Au cœur des échanges, la progression des travaux de la « revue d’auto-évaluation » engagée par les autorités algériennes, une étape essentielle dans le processus visant à atteindre le niveau de maturité 3 (ML3), standard international reconnu par l’OMS. Ce niveau constitue un indicateur clé de performance des systèmes de régulation, attestant de leur capacité à garantir la qualité, la sécurité et l’efficacité des médicaments et vaccins.
Pour piloter cette phase cruciale, les autorités ont confié le suivi des travaux au professeur Abdelhakim Boudis. Celui-ci coordonne une large mobilisation intersectorielle impliquant plusieurs institutions nationales. Parmi les acteurs engagés figurent notamment les secteurs de la santé et de l’industrie pharmaceutique, ainsi que des organismes stratégiques tels que l’Agence nationale des produits pharmaceutiques, l’Agence nationale de sécurité sanitaire, l’Institut Pasteur d’Algérie, le Centre national de pharmacovigilance, le Commissariat à l’énergie atomique et l’Agence nationale du sang.
Cette approche multisectorielle illustre la volonté des pouvoirs publics de consolider un écosystème pharmaceutique intégré, capable de répondre aux exigences internationales en matière de régulation et de contrôle.
À l’issue de la rencontre, les deux parties ont convenu d’un calendrier précis : la finalisation des travaux de la commission est attendue pour le mois de septembre prochain. Cette échéance devrait être suivie d’une évaluation finale, étape déterminante pour l’obtention officielle de la certification ML3.
L’atteinte de ce niveau de maturité représenterait un tournant majeur pour le secteur pharmaceutique algérien.

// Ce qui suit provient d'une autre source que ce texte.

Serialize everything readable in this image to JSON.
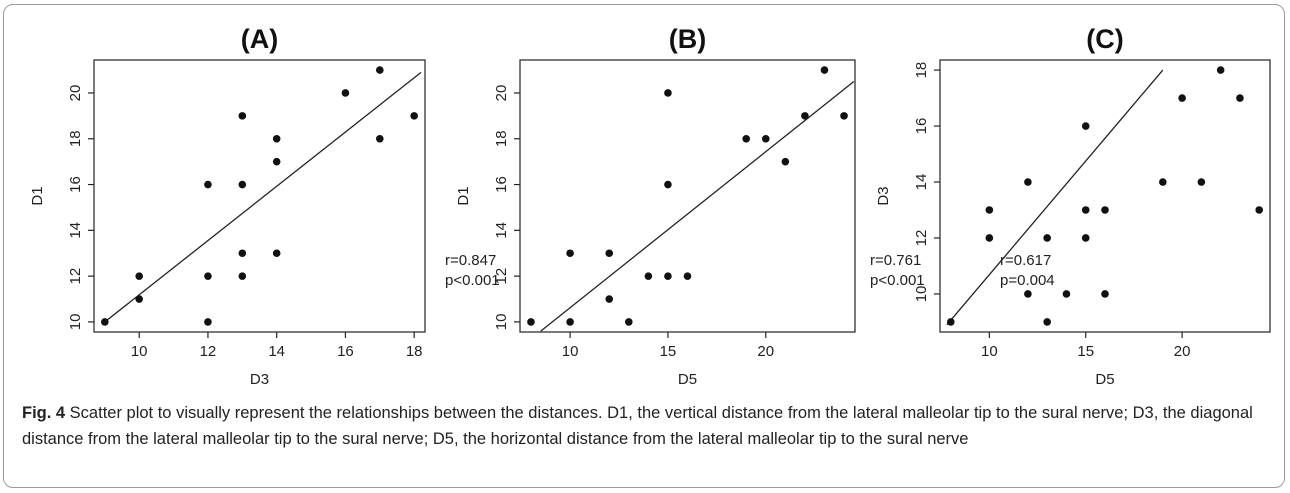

Elle renforcerait non seulement la crédibilité du système national auprès des instances internationales, mais ouvrirait également la voie à de nouvelles opportunités, notamment en matière d’exportation de produits pharmaceutiques et de partenariats internationaux.
Dans un contexte mondial marqué par les enjeux de souveraineté sanitaire, cette dynamique traduit l’ambition de l’Algérie de se positionner comme un acteur régional de référence dans le domaine pharmaceutique, en s’alignant sur les standards internationaux les plus exigeants.